Sulla decisione adottata dalla dirigenza dell’Istituto scolastico è intervenuta anche l’associazione degli insegnanti del cantone di Basilea che ha voluto chiarire che non è assolutamente concorde con la decisione presa dalla dirigenza scolastica dell’istituto di Therwill: “Si tratta di una rottura con la tradizione e di una discriminazione delle donne”.

Una delle maestre della scuola di Therwill, Jasmina El Sonbati, di religione musulmana è stata intervistata da una tv locale ed ha detto che la stretta di mano tra una donna e un uomo non centra nulla con la l’Islam.
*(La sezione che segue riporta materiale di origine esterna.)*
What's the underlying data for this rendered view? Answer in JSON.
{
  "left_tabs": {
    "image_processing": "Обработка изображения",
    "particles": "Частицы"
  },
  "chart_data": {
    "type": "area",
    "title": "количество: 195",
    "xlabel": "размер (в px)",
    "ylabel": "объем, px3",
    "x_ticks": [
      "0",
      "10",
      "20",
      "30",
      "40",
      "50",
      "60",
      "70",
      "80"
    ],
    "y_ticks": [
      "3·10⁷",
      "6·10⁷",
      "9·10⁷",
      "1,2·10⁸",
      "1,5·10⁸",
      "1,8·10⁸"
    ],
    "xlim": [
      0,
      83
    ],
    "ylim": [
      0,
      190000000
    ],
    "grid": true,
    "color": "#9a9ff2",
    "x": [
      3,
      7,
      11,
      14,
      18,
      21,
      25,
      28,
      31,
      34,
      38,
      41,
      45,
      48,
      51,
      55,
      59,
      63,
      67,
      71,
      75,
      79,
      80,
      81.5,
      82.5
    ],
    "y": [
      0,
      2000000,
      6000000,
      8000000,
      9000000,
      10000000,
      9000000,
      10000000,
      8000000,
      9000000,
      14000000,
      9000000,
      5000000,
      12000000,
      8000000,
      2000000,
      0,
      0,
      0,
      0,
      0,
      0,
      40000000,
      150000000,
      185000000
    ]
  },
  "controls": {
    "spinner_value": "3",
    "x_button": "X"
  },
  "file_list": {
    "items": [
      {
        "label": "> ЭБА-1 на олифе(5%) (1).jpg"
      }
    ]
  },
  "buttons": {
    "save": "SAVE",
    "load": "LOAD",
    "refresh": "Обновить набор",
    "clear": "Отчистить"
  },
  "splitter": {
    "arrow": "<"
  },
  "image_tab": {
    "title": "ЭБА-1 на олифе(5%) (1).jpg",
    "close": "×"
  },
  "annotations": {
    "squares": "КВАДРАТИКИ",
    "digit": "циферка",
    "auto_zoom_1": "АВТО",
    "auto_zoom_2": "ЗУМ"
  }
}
L’insegnante musulmana ha definito, il rifiuto di stringere la mano ad una donna da parte di un uomo, una “moda neo-islamica”.

Secondo quanto riferito da Bernhard Gertsch, massimo dirigente di un importante associazione di insegnanti, la “10vor10” la decisione della dirigenza dell’istituto scolastico di Therwill  in Svizzera non è stata l’unica del genere: “Da 20-30 anni si verificano casi del genere, con giovani di sesso maschile, soprattutto di religione islamica, che si rifiutano di dare la mano a un’insegnante donna”.

Sulla decisione di concedere la dispensa alla stretta di mano all’insegnante a due ragazzi siriani che praticano la religione musulmana è intervenuto anche uno degli organi più importanti della regione islamica presenti in Svizzera, il Consiglio centrale islamico.

Qaasim Ill uno dei massimi dirigenti del Consiglio centrale islamico, ha dichiarato ad un noto giornale svizzero: “Che la stretta di mano tra uomini e donne è stata proibita. Dopo gli attacchi di Colonia, alla vigilia di Capodanno, è stato chiesto ai musulmani di mantenere le distanze dalle donne, ora chiedono di avvicinarsi a loro”.

Molti politici conservatori svizzeri sperano che la decisione dell’istituto Thervill di esentare dalla stretta di mano i due fratelli siriani rimanga isolata e che non venga adottata in altre scuole della nazione.  Una polemica che sicuramente avrà nuovi sviluppi nelle prossime ore.